Sono cresciuto dentro un mezzo di trasporto

Agli inizi c’era l’automobile, un perlaceo maggiolino, niente plastica, tutto acciaio e robustezza. Mi ci nascondevo così bene dentro, in qualche anfratto nei sedili posteriori, che a tutt’oggi è uno dei più vivi ricordi del mio essere stato piccolo. L’abbiamo rottamato perché non gli entrava più la terza. Rimangono pochissime foto, all’epoca in cui le auto erano più sostanza che apparenza questo è perfettamente giustificato.

Poi è venuta la corriera. Come una strada stretta il giorno di mercato, mi ha sempre messo a disagio. Per fortuna ho potuto scegliere, tra le tante che affollavano la piazza del mio paese alla mattina, una di colore arancione, assomigliava più ad un autobus; c’era un certo spazio a fianco dell’autista che avevo fatto mio. Lì stavano le mie cose: la borsa, più lunga che altro e il mio giubbotto. Un giorno mi sono anche cambiato di vestiti lì, tra le pedana per entrare e l’obliteratrice, per la gioia di una ragazza a cui piaceva stare davanti come me.

Crescendo, la vita mi ha portato ancora più lontano dalla mia città e lo ha fatto col treno. Tutt’ora, mentre sto scrivendo, posso vedere le case sul retro, gli alberi correre, il passato e il futuro. Qui ho fatto moltissime cose, ho dormito, ho mangiato, ne ho lasciato i rimasugli un po’ dappertutto.

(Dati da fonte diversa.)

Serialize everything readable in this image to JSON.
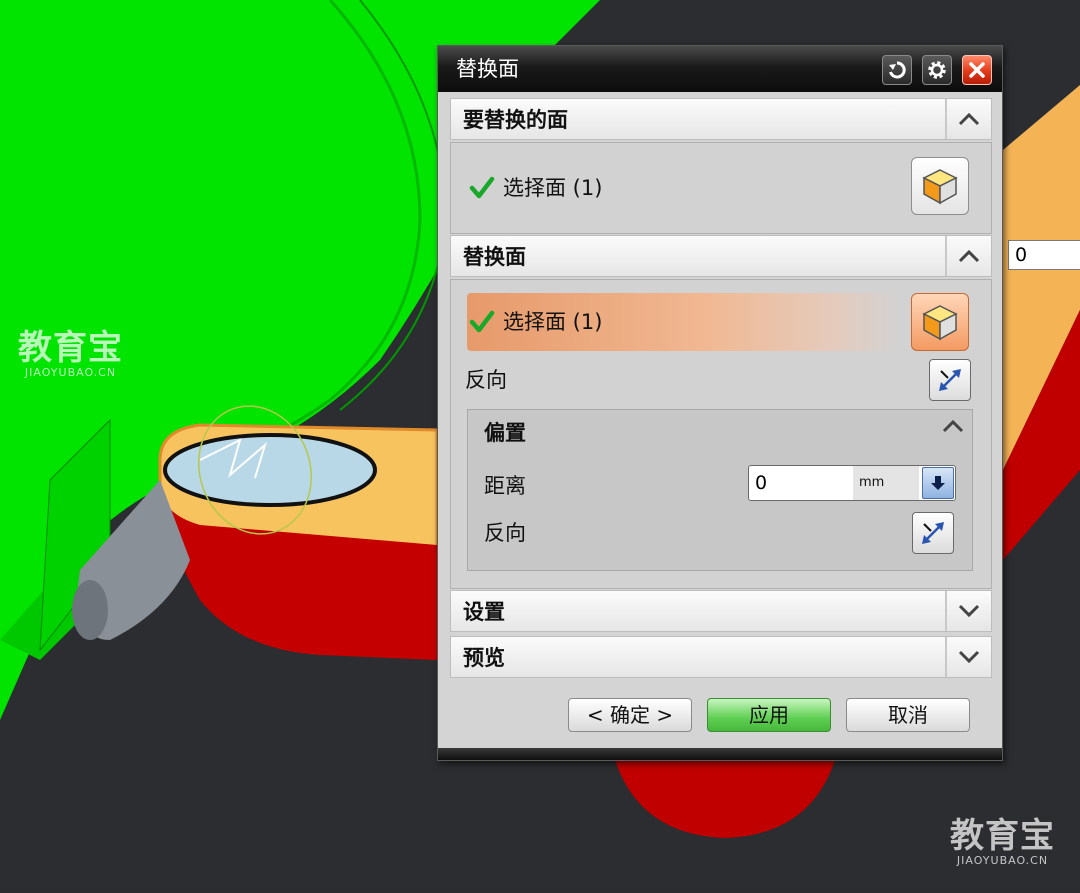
{
  "dialog": {
    "title": "替换面",
    "sections": {
      "faces_to_replace": {
        "title": "要替换的面",
        "select_label": "选择面 (1)"
      },
      "replacement_face": {
        "title": "替换面",
        "select_label": "选择面 (1)",
        "reverse_label": "反向"
      },
      "offset": {
        "title": "偏置",
        "distance_label": "距离",
        "distance_value": "0",
        "distance_unit": "mm",
        "reverse_label": "反向"
      },
      "settings": {
        "title": "设置"
      },
      "preview": {
        "title": "预览"
      }
    },
    "footer": {
      "ok_label": "< 确定 >",
      "apply_label": "应用",
      "cancel_label": "取消"
    }
  },
  "viewport": {
    "side_input_value": "0",
    "watermark_left": {
      "main": "教育宝",
      "sub": "JIAOYUBAO.CN"
    },
    "watermark_right": {
      "main": "教育宝",
      "sub": "JIAOYUBAO.CN"
    }
  },
  "colors": {
    "part_green": "#00e600",
    "part_orange": "#f7c35f",
    "part_red": "#c40000",
    "highlight_orange": "#f0a574",
    "apply_green": "#5fcf52"
  }
}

Ho scritto, ho letto, ho studiato, ho guardato, mi sono fatto guardare. Ho sognato, ho pregato, ho pianto, ho sperato, mi sono incazzato, ho avuto paura. Sono diventato esigente con gli anni, mi piacciono le carrozze silenziose, calde, grandi, i sedili non infossati, con quelle alette su cui appoggiare la testa quando mi prende la stanchezza.

Per andare lontano mi sono mosso qualche volta in aereo. A diecimila metri perde il fascino della sua velocità, fosse per me lo farei volare più basso, a volo radente, appena sopra qualche arteria autostradale, in mezzo alle colline, vicino ad altri aerei.

Ma il pezzo migliore, quello che a seconda degli accessori, vela, remi, motore, pedali, ti fa fare sempre nuove esperienze, è la barca. Sognare. Sarà perché andare in barca non è avere i piedi per terra o sarà perché è stato il primo mezzo che l’uomo ha avuto per spostarsi velocemente, quell’insieme spesso artigianale di assi di legno è davvero la culla per l’umanità che si sposta, è l’immagine di chi ritorna nel ventre materno.

Mi manca il sommergibile! Ne avevo uno quand’ero piccolo. Ho sempre pensato che me lo avessero regalato rotto, perché quando lo mettevo in acqua non andava a fondo. Credo di averlo conservato ancora in soffitta, da qualche parte, vicino al triciclo, ai pattini, allo skateboard, a tutte quelle cose della mia vita che mi hanno portato da qualche parte.